Within the dormitory of nobles, Galea Grog seethed. Defeated once by Connor—defeated by a mercenary without even the dignity of wielding a blade—his pride festered into poison. Wine spilled across his desk, glass shattered against the wall, and yet his rage did not cool. For him, a commoner surpassing him was not reality. It was blasphemy.
His eyes fell upon a calendar. April 26th. The date of Trinity Academy's first midterm examination. In those numbers he saw more than a test; he saw a weapon. For in this academy, failure was not simply shame—it was chains. Without passing, graduation drifted further, and expulsion lurked like a beast waiting for the weak.

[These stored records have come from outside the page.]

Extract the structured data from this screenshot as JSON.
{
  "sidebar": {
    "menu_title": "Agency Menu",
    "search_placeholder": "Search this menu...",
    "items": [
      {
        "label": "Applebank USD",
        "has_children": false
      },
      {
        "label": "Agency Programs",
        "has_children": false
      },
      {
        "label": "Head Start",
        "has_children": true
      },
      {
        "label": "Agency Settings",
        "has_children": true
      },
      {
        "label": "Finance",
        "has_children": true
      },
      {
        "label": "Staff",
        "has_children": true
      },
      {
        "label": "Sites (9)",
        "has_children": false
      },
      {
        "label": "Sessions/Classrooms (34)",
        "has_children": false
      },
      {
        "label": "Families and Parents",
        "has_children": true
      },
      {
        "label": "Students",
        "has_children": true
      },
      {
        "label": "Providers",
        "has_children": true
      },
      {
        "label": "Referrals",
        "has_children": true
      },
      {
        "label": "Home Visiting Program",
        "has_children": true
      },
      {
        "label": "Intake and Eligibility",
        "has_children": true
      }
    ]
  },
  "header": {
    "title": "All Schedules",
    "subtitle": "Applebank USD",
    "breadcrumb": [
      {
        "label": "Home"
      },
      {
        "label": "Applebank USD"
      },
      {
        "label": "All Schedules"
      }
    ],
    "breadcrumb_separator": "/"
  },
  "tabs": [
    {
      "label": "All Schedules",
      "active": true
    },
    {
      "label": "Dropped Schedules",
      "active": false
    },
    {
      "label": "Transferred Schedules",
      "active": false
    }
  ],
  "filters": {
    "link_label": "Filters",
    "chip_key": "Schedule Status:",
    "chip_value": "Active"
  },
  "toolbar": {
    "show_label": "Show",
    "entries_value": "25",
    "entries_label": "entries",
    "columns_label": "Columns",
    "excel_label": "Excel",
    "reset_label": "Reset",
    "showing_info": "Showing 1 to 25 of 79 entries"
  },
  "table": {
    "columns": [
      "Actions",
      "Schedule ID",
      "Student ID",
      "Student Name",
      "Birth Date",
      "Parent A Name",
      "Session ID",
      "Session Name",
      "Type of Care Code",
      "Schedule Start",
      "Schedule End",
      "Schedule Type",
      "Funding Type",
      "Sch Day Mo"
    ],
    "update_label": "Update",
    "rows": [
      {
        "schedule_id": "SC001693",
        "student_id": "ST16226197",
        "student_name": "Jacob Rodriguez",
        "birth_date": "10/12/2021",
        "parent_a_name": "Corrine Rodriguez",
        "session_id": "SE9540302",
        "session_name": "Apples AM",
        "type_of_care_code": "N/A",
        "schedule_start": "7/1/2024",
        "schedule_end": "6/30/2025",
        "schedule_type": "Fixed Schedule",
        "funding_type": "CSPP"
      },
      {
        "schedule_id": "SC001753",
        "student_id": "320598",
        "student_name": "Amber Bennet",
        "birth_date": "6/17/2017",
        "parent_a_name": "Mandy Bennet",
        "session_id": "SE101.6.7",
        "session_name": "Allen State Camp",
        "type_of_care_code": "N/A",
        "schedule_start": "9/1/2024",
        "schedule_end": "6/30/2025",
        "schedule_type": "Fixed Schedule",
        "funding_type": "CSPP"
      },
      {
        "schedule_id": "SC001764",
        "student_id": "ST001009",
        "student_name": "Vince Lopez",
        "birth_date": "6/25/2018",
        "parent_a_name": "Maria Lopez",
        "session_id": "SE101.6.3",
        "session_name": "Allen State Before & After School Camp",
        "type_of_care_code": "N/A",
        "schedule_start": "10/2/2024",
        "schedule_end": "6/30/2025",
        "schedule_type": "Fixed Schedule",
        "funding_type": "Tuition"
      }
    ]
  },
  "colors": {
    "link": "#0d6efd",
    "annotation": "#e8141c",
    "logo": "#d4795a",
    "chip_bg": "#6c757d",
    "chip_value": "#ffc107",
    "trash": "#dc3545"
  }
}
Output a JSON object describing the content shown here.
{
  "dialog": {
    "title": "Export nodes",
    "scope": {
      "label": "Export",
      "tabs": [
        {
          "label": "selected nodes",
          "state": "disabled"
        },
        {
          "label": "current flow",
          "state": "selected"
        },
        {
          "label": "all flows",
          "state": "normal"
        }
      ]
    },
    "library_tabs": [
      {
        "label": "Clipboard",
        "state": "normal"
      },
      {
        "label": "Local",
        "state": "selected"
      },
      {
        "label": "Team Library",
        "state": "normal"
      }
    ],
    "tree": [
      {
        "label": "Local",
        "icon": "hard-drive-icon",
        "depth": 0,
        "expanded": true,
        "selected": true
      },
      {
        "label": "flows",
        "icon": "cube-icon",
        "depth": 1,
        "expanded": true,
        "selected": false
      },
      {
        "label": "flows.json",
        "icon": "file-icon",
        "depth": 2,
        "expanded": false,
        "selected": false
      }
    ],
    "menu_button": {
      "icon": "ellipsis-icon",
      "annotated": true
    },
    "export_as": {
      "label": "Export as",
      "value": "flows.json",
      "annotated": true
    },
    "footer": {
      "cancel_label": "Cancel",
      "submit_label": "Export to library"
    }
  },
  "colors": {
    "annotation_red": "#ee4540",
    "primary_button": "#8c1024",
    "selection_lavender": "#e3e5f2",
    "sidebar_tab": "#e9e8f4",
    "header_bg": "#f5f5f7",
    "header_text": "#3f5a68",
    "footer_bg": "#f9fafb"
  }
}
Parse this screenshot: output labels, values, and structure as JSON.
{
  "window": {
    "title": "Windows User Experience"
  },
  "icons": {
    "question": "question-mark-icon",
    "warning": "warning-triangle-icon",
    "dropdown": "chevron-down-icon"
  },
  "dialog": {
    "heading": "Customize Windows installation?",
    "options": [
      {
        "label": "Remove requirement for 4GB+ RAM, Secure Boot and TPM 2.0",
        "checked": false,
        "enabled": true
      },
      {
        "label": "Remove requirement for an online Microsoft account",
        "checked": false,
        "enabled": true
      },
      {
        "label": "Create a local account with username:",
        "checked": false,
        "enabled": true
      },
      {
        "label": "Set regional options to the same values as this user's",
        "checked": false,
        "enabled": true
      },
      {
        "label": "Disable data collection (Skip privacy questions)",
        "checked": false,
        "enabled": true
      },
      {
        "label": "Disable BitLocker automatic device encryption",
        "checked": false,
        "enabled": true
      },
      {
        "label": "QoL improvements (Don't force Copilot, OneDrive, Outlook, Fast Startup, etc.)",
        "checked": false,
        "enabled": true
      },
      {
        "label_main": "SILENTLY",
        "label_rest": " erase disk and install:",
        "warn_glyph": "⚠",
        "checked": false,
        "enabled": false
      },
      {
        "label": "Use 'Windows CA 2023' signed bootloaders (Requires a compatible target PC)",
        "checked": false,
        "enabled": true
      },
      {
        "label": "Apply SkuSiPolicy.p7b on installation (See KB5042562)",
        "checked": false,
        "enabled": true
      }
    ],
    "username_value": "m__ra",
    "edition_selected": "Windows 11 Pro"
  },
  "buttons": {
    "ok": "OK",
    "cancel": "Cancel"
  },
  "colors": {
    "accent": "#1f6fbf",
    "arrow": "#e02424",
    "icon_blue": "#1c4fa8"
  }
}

Thus, Grog began to weave. Not with sword or spirit energy, but with influence. His noble birth gave him access to shadows others could not reach. He planned to bend the exam to his favor, filling testing halls with loyal men, ensuring the mercenary would stumble, ensuring Connor's light would be smothered before it grew.
At his desk, quill scratching against parchment, a scheme of vengeance took shape. In the quiet night, hatred became ink.
And so, as the academy's days moved toward the midterms, two different paths unfolded. One built on unexpected alliances within forgotten libraries. The other on poisonous schemes carved by a noble's pride.
The clash was inevitable.
Like shadows gathering before dawn, both stories marched toward a single fate.
Connor McCloud's journey, once shaped only by survival, now stepped into a wider storm—where enemies sharpened their knives not only on the battlefield, but in the very system that ruled the academy.
The pieces were set. The test ahead would not measure only knowledge. It would measure will, cunning, and the strength to endure the plots of those who feared him.
For the mercenary possessed by a regressor, the game of survival had only just begun.